The Obama Administration needs to get serious about not harassing reporters for doing their jobs. That includes not pursuing them as accessories to espionage, or wholesale monitoring of their phone records. Investigative reporters should not be treated as criminals when they report classified information from sources. Collecting journalists’ phone records to try to find leakers shouldn’t be standard operating procedure.

The more we learn about government surveillance via the Snowden storm of revelations, the more concerned we get about the lengths to which the government will go to pursue leakers, which is of course ironic, considering those revelations are the product of leaks.

The White House has made the right noises about revising Justice Department guidelines. But that’s no consolation to German Chancellor Angela Merkel, who complained about having her phone monitored. President Obama said the U.S. wasn’t monitoring her and wouldn’t monitor her…without saying we hadn’t. Further allegations came by way of more Snowden leaks — that some three-dozen world leaders, allies and not-so-much allies, had also been monitored.
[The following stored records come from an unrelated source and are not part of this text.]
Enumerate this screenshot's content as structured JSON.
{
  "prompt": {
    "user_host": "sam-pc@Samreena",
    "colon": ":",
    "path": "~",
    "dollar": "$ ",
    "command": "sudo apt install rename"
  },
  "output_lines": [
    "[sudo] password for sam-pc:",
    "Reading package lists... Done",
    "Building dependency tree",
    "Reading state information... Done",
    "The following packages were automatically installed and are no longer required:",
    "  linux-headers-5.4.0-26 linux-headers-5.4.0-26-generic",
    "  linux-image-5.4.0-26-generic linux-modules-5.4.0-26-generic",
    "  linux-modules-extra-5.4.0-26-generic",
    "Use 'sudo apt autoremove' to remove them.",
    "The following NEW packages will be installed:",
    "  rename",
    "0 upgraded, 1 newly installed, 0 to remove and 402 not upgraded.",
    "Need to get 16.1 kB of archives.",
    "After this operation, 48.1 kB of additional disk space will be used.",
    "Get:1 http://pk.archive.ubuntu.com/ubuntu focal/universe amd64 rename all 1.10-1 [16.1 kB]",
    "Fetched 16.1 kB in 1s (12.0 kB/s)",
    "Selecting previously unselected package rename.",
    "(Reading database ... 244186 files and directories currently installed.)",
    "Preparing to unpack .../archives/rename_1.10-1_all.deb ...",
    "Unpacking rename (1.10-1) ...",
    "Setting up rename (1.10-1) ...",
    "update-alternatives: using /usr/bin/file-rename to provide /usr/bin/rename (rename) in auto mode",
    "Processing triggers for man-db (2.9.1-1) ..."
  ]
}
One journalist, polled in a study conducted by the Committee to Protect Journalists about the administration’s relationship with the press, said that of the last seven presidents, Obama is the least transparent in daily White House business. And that citation comes from ABC News White House correspondent Ann Compton, who has covered them all. Another said this is the most aggressive White House in controlling information since Nixon’s. That’s the kind of company you don’t want to keep.